O ai non attori di Lola Arias, regista e attrice argentina, ormai di casa in Europa e vera e propria capofila dell’operazione che viene chiamata re-enacting life, la quale in Atlas des Kommunismus (2016), ad esempio, ha ricostruito la storia della DDR dal dopoguerra a oggi, portando in scena donne di diverse generazioni che l’hanno vissuta in momenti, ruoli e a livelli differenti. E ancora: il collettivo tedesco Rimini Protokoll e uno dei loro registi, Stefan Kaegi, che in Granma-Metales de Cuba (2019) ha raccontato la rivoluzione cubana, e il suo “tradimento”, con le voci e i corpi di persone di diverse generazioni (ma appartenenti a pochi gruppi familiari) che l’hanno combattuta, difesa, subìta, criticata, superata.
Fra gli esempi italiani di qualche tempo fa, vengono in mente il meraviglioso Vangelo di Pippo Delbono (2016), diventato anche un film, in cui l’apparizione in scena (e in video) di alcuni migranti veniva raddoppiata, in molte repliche, da una loro più massiccia presenza in sala fra gli spettatori; Mario e Saleh (2019), di Saverio La Ruina di Scena Verticale (Castrovillari), su sua drammaturgia, in cui la parte dell’immigrato nordafricano che convive forzatamente sotto la tenda con un calabrese, dopo un terremoto, era interpretato da un vero migrante maghrebino (Chadli Aloui).
Ma vorrei parlare soprattutto dei lavori del gruppo Kepler-452 (fondato e guidato da Enrico Baraldi e Nicola Borghesi), che può essere ormai considerato il capofila del reality trend nel nostro Paese.
I suoi spettacoli si avvalgono spesso di non professionisti presi dalla realtà (loro preferiscono chiamarli attori-mondo), per farne i protagonisti di inchieste (sull’amore, ad esempio, nei Comizi d’amore, dal 2017), oppure per calarli dentro la finzione drammatica, come ne Il Giardino dei ciliegi.
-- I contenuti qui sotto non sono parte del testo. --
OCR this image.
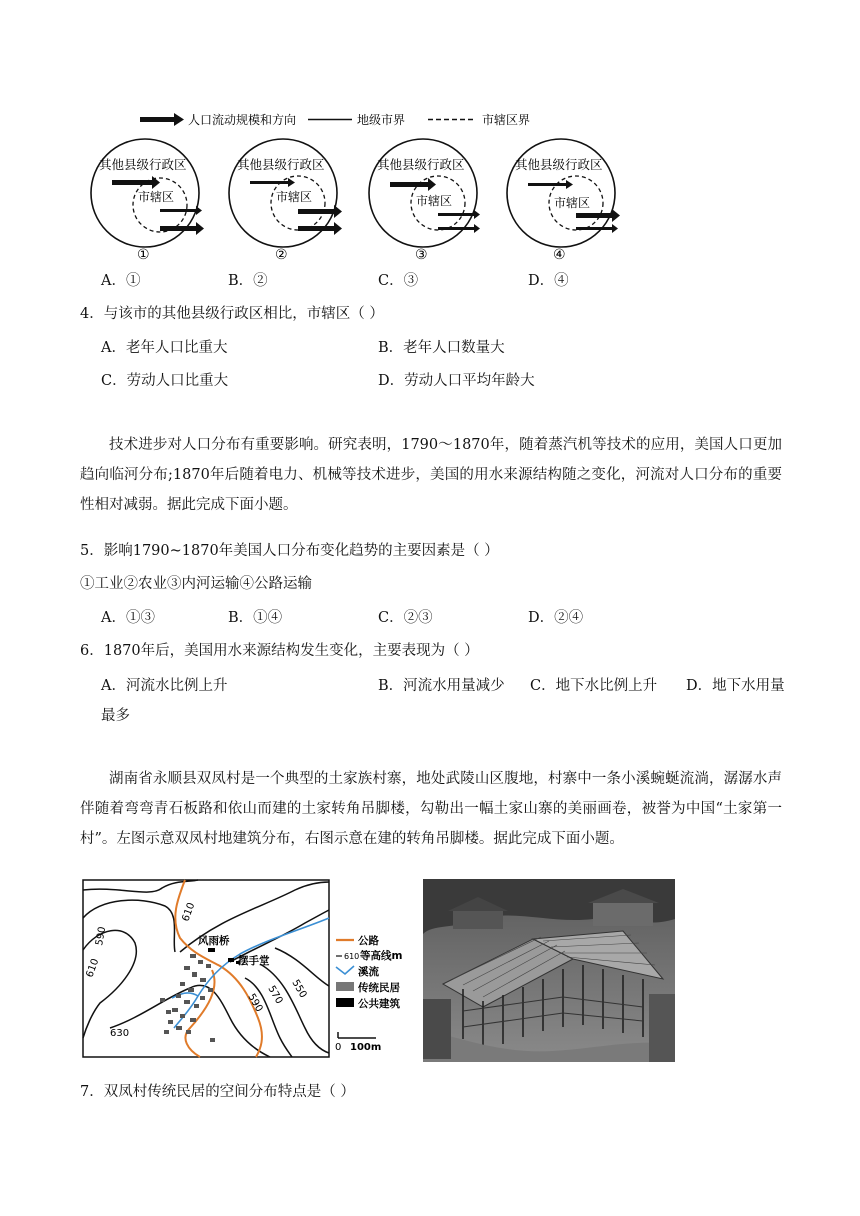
人口流动规模和方向	地级市界	市辖区界
其他县级行政区
市辖区
①
其他县级行政区
市辖区
②
其他县级行政区
市辖区
③
其他县级行政区
市辖区
④
A．①	B．②	C．③	D．④
4．与该市的其他县级行政区相比，市辖区（ ）
A．老年人口比重大	B．老年人口数量大
C．劳动人口比重大	D．劳动人口平均年龄大
技术进步对人口分布有重要影响。研究表明，1790～1870年，随着蒸汽机等技术的应用，美国人口更加趋向临河分布;1870年后随着电力、机械等技术进步，美国的用水来源结构随之变化，河流对人口分布的重要性相对减弱。据此完成下面小题。
5．影响1790~1870年美国人口分布变化趋势的主要因素是（ ）
①工业②农业③内河运输④公路运输
A．①③	B．①④	C．②③	D．②④
6．1870年后，美国用水来源结构发生变化，主要表现为（ ）
A．河流水比例上升	B．河流水用量减少 C．地下水比例上升 D．地下水用量
最多
湖南省永顺县双凤村是一个典型的土家族村寨，地处武陵山区腹地，村寨中一条小溪蜿蜒流淌，潺潺水声伴随着弯弯青石板路和依山而建的土家转角吊脚楼，勾勒出一幅土家山寨的美丽画卷，被誉为中国“土家第一村”。左图示意双凤村地建筑分布，右图示意在建的转角吊脚楼。据此完成下面小题。
610
590
610
630
590 570 550
风雨桥
摆手堂
公路
610 等高线m
溪流
传统民居
公共建筑
0 100m
7．双凤村传统民居的空间分布特点是（ ）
Trent’anni di felicità in comodato d’uso, (2018), dove al posto di Ljuba e Gaiev di Cechov c’era una coppia di anziani sfrattati a Bologna dalla loro precaria abitazione dopo trent’anni e costretti a una ancor più precaria esistenza da senza tetto.
In F-Perdere le cose (2019), la vicenda dolorosa di un migrante clandestino, in perenne ricerca del permesso di soggiorno, raccontata da due attori, culminava con la sua (attesa e quasi sempre mancata) epifania finale, da contrattare ogni volta con la locale Questura.
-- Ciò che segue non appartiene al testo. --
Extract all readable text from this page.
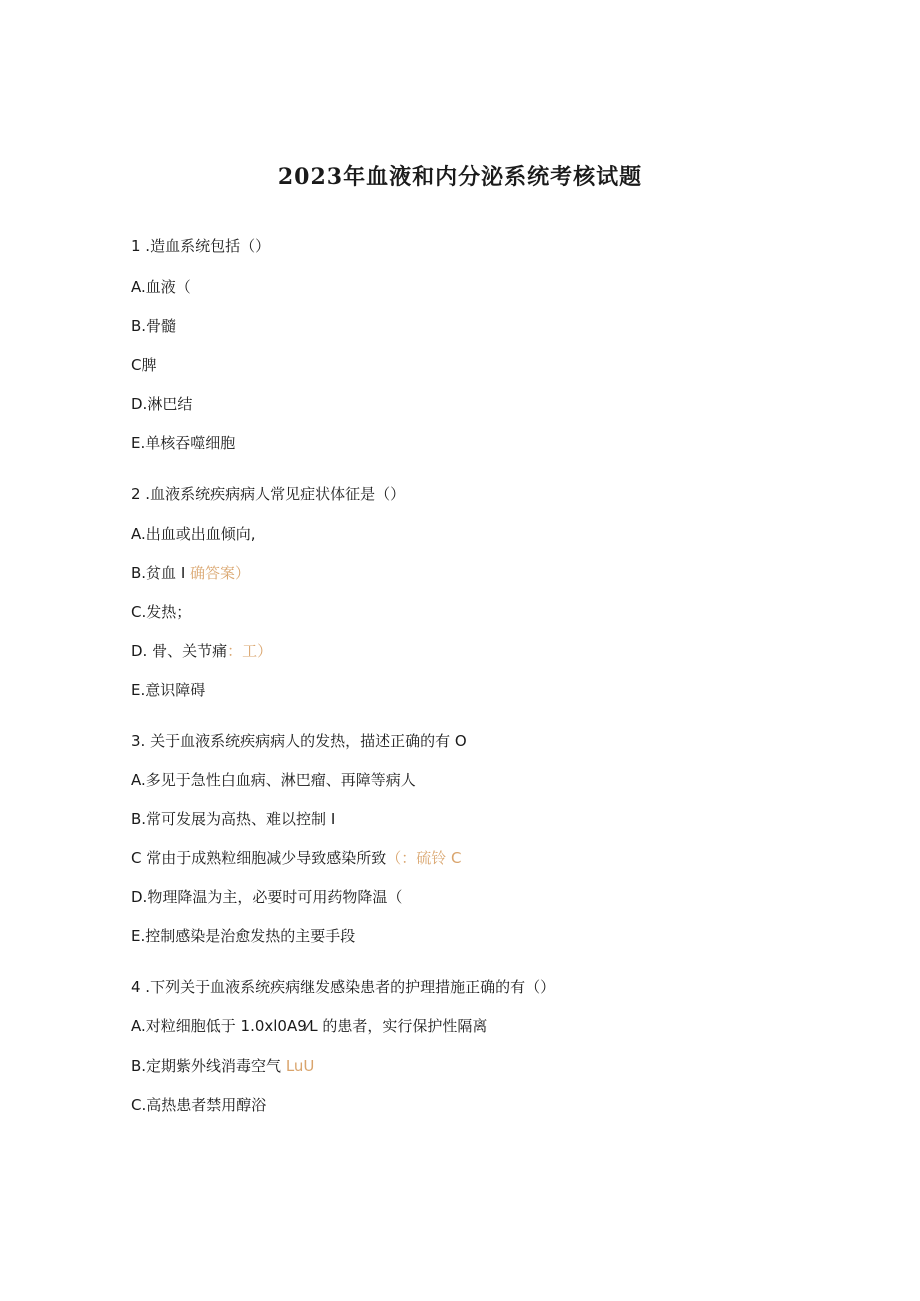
2023年血液和内分泌系统考核试题
1 .造血系统包括（）
A.血液（
B.骨髓
C脾
D.淋巴结
E.单核吞噬细胞
2 .血液系统疾病病人常见症状体征是（）
A.出血或出血倾向,
B.贫血 I 确答案）
C.发热；
D. 骨、关节痛：工）
E.意识障碍
3. 关于血液系统疾病病人的发热，描述正确的有 O
A.多见于急性白血病、淋巴瘤、再障等病人
B.常可发展为高热、难以控制 I
C 常由于成熟粒细胞减少导致感染所致（：硫铃 C
D.物理降温为主，必要时可用药物降温（
E.控制感染是治愈发热的主要手段
4 .下列关于血液系统疾病继发感染患者的护理措施正确的有（）
A.对粒细胞低于 1.0xl0A9⁄L 的患者，实行保护性隔离
B.定期紫外线消毒空气 LuU
C.高热患者禁用醇浴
Del 2022 è Il Capitale-Un libro che non abbiamo ancora letto, in cui il grande testo di Marx, più attuale che mai nonostante tutto, veniva raccontato attraverso la presenza, le storie e le testimonianze di un gruppo di operai della GKN di Firenze, un’azienda i cui dipendenti sono stati licenziati in blocco con una semplice e-mail nel luglio del 2019.
Nella primavera di quest’anno ha debuttato un nuovo lavoro (A place of safety-Un viaggio nel Mediterraneo centrale), adesso in tournée per la seconda stagione. Si tratta del risultato teatrale di un’inchiesta su “uno dei fenomeni più drammatici degli ultimi anni: la tratta migratoria più letale al mondo, un grande rimosso collettivo della civiltà europea”.
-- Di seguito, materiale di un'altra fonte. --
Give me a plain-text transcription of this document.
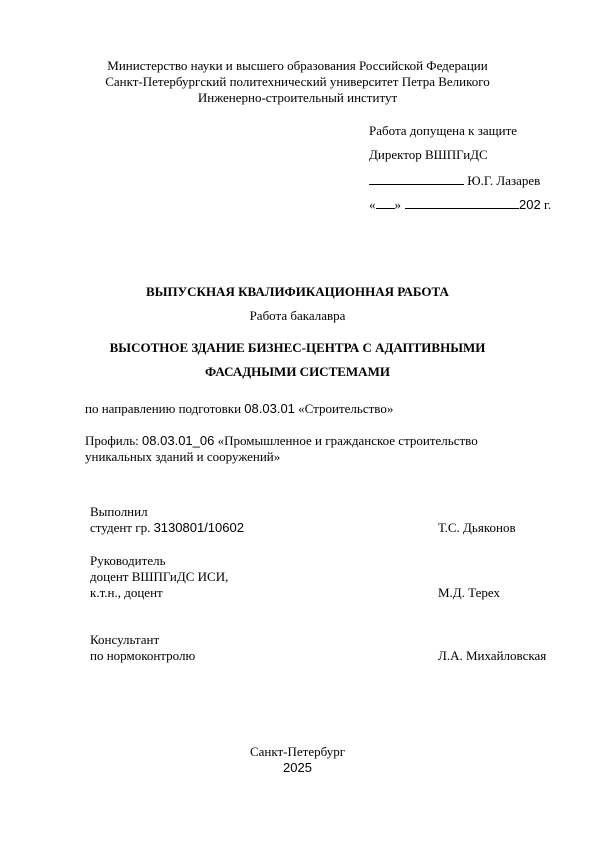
Министерство науки и высшего образования Российской Федерации
Санкт-Петербургский политехнический университет Петра Великого
Инженерно-строительный институт
Работа допущена к защите
Директор ВШПГиДС
Ю.Г. Лазарев
« »	202 г.
ВЫПУСКНАЯ КВАЛИФИКАЦИОННАЯ РАБОТА
Работа бакалавра
ВЫСОТНОЕ ЗДАНИЕ БИЗНЕС-ЦЕНТРА С АДАПТИВНЫМИ
ФАСАДНЫМИ СИСТЕМАМИ
по направлению подготовки 08.03.01 «Строительство»
Профиль: 08.03.01_06 «Промышленное и гражданское строительство
уникальных зданий и сооружений»
Выполнил
студент гр. 3130801/10602	Т.С. Дьяконов
Руководитель
доцент ВШПГиДС ИСИ,
к.т.н., доцент	М.Д. Терех
Консультант
по нормоконтролю	Л.А. Михайловская
Санкт-Петербург
2025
L’inchiesta ha compreso, fra l’altro, la permanenza di Baraldi e Borghesi a bordo della nave Sea-Watch 5, in missione nel Mediterraneo, per quasi cinque settimane, durante le quali l’equipaggio ha soccorso e sbarcato in un “posto sicuro” (La Spezia) 156 persone, e l’incontro con operatori umanitari di Sea-Watch e di Life Support, la nave di Emergency. Questi operatori sono diventati, insieme allo stesso Borghesi, i protagonisti dello spettacolo, dove “recitano” se stessi in una drammaturgia che compone le testimonianze raccolte, riguardanti dieci anni di soccorso nel Mediterraneo, nel racconto delle tappe di un’unica missione.
Nello spettacolo vediamo i soccorritori (e Borghesi, con i suoi dubbi) ma non i soccorsi, cioè i migranti, che è molto difficile se non proprio impossibile, con le normative vigenti, portare in scena.
Ma questa assenza diventa suo malgrado il sintomo di una difficoltà di fondo: quella riguardante la (im)possibilità di un incontro reale con l’Altro, sulla paura del quale poggiano le disumane politiche italiane ed europee in tema di migrazioni e non solo.